Avant même d’atteindre le fond, la procédure trébuche. L’honorable Garry Sakata surgit avec une motion incidente, qualifiée de préjudicielle. Une manœuvre parlementaire précise, chirurgicale, qui change immédiatement la trajectoire du débat, la motion vacille. Dans une prise de parole ferme, le député dénonce une irrégularité majeure : quatre noms figurant parmi les signataires de la motion de défiance ne correspondraient à aucun député national.
Une faille juridique lourde, qu’il assimile à une fraude avérée. L’hémicycle retient son souffle. Le couperet tombe. La plénière tranche. La motion incidente est jugée recevable. Conséquence immédiate : la motion de défiance est stoppée net, sans examen au fond.
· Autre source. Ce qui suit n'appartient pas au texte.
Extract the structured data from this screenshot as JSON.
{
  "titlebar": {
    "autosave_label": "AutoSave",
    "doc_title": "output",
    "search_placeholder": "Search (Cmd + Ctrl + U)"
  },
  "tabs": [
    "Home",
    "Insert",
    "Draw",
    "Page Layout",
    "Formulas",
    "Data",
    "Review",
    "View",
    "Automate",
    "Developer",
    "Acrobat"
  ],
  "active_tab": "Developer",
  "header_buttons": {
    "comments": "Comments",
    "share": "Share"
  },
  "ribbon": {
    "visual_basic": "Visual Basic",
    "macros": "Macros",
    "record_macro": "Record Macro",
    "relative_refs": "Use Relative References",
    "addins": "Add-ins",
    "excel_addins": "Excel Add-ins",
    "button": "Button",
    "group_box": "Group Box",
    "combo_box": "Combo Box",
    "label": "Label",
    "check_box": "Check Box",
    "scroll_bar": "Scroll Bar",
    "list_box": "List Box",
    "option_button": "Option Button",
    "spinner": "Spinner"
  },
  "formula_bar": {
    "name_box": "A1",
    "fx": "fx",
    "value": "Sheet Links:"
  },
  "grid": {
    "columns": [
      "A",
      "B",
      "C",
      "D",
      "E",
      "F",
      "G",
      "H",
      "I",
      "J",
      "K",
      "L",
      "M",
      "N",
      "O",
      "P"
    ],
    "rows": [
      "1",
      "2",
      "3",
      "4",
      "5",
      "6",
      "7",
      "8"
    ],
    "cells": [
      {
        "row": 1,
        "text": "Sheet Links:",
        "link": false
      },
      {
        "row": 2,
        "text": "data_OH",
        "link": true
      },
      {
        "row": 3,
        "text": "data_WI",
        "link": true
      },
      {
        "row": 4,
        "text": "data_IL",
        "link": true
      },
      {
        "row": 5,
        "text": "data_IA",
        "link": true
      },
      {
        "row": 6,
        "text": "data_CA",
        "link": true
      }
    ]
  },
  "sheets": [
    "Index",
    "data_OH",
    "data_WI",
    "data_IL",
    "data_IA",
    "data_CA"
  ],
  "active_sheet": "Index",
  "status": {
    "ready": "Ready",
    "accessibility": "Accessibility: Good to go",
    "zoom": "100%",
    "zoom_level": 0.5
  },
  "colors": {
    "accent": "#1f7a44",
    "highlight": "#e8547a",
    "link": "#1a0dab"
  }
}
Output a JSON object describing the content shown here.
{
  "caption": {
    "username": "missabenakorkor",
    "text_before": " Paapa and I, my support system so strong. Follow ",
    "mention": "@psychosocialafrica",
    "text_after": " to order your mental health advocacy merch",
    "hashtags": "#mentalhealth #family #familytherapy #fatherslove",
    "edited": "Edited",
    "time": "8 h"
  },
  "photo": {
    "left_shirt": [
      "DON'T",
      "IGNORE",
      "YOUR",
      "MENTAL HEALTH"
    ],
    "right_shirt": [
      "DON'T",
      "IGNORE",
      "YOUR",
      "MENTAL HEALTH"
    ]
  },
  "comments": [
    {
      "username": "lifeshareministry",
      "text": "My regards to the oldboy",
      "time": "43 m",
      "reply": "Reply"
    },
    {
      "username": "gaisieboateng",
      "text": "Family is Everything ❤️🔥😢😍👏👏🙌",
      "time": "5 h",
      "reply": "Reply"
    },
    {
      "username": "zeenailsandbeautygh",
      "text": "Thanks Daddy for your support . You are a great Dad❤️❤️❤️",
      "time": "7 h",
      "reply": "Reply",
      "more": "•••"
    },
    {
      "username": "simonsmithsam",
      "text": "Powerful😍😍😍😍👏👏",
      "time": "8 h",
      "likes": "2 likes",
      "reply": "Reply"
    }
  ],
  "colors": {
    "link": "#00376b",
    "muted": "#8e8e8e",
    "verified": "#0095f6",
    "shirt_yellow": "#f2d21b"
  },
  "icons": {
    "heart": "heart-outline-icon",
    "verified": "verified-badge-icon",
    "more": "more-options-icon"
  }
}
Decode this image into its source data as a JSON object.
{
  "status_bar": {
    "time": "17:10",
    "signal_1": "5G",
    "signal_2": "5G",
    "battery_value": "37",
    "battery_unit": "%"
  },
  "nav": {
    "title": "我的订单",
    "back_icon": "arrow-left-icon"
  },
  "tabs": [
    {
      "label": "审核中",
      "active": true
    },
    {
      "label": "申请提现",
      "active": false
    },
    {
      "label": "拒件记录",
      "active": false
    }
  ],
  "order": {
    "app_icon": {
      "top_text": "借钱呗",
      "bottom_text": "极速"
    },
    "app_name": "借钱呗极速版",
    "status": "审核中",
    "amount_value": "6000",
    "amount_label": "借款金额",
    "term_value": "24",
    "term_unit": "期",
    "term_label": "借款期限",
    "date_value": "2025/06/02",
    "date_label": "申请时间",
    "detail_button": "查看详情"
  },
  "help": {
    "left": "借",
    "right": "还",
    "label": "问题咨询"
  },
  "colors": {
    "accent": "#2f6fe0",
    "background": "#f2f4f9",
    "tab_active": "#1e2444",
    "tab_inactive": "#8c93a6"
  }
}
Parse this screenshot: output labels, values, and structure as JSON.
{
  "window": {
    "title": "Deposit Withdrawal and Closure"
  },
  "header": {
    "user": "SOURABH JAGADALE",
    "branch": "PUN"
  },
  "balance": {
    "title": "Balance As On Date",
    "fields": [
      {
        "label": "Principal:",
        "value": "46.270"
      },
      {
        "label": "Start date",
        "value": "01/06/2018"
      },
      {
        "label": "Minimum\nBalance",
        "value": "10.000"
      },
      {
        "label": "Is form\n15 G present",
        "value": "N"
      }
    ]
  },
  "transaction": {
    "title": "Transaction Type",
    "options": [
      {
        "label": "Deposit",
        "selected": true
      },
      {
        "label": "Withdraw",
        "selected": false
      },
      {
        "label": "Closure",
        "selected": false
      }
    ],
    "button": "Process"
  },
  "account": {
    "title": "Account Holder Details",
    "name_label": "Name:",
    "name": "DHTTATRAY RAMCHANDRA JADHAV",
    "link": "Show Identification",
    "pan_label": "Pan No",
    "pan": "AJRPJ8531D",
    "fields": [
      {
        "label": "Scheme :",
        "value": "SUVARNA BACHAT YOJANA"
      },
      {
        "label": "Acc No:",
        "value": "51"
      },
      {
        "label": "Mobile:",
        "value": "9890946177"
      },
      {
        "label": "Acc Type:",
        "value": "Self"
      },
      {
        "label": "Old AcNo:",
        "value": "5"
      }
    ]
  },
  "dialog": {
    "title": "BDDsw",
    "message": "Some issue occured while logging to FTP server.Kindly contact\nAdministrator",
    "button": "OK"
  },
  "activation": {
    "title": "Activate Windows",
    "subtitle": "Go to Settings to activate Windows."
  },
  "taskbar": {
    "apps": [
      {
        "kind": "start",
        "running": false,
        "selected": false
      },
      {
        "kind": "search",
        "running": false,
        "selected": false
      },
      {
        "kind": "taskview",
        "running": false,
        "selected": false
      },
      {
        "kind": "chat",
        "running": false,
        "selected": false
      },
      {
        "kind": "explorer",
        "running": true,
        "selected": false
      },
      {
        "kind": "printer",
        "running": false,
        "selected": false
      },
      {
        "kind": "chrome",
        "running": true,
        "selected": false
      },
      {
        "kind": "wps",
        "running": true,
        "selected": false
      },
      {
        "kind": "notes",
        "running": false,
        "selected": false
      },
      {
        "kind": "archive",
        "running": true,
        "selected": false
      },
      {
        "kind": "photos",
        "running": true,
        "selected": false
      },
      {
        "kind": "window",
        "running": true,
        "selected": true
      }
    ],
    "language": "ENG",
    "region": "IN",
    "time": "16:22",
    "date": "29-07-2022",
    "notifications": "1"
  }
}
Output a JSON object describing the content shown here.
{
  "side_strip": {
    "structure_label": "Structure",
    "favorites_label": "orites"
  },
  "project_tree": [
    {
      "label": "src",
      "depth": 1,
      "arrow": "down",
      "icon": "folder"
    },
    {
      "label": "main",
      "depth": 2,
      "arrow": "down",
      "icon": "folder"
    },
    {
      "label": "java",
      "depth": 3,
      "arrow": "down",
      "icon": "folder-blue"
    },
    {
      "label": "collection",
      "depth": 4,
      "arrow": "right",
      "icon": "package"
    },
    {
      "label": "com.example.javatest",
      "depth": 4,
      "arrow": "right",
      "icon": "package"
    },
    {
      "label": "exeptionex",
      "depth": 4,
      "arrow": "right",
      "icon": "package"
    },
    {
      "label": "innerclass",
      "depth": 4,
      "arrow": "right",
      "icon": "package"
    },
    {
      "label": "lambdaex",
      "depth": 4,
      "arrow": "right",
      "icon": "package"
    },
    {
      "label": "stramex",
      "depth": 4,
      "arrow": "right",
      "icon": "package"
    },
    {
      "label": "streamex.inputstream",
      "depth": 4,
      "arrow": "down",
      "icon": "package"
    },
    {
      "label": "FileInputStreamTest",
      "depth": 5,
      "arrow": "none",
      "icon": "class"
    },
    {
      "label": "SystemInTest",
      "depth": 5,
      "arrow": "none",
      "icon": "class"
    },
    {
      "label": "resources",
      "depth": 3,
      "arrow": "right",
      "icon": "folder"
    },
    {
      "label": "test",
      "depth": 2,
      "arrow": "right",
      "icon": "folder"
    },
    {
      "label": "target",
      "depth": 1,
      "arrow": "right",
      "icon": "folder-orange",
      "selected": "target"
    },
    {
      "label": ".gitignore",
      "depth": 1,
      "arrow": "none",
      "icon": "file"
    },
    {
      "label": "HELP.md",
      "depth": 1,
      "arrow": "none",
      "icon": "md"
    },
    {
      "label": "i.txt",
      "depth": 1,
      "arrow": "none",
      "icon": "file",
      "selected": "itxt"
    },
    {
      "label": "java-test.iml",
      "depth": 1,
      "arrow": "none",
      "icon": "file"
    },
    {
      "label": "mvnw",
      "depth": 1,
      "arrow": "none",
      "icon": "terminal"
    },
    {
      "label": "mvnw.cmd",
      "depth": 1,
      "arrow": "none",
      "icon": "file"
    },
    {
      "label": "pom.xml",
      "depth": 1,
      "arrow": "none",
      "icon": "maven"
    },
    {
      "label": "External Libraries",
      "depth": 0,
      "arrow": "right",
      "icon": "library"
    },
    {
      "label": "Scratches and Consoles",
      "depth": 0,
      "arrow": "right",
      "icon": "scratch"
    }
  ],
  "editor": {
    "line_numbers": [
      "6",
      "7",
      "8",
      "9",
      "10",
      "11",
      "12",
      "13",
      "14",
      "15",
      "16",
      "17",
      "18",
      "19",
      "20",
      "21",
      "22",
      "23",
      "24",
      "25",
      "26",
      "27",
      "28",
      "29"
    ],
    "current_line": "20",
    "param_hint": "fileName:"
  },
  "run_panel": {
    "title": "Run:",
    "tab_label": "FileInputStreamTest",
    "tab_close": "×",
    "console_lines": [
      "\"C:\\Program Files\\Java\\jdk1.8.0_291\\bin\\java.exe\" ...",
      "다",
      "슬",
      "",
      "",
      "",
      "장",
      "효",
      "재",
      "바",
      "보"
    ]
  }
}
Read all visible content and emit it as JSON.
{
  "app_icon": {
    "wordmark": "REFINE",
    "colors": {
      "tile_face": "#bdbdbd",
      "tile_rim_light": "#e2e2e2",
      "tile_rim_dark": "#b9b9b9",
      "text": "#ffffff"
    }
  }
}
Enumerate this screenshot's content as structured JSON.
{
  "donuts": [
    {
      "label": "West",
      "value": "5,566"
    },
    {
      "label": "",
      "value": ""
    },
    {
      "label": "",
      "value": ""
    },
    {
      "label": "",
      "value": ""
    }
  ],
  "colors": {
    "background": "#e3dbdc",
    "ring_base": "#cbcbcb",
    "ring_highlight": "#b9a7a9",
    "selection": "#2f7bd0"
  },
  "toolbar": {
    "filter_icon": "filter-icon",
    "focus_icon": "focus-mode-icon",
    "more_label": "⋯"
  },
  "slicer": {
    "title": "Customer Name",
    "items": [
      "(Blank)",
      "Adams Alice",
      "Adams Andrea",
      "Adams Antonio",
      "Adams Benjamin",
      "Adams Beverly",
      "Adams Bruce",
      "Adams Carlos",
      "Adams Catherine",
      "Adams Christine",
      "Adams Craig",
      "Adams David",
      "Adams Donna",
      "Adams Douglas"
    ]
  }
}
Le débat s’éteint avant même d’avoir pleinement commencé.
Pour Jacquemain Shabani Lukoo, l’équation est claire : il reste en fonction. La procédure parlementaire, neutralisée en amont, n’aura pas franchi l’étape décisive. Dans un dernier souffle, l’auteur de la motion de défiance aura tenté de rallier ses collègues, plaidant pour le départ immédiat du VPM de l’Intérieur. Mais l’argumentation s’est brisée contre le mur procédural dressé par la motion incidente.
Au-delà des postures politiques, cette séquence rappelle une vérité constante : à l’Assemblée nationale, la bataille ne se joue pas seulement sur le fond, mais aussi et parfois surtout sur le terrain des règles. Dans le tumulte feutré du Parlement, une motion peut faire trembler un gouvernement… ou s’effondrer en silence, avant même d’avoir livré son combat.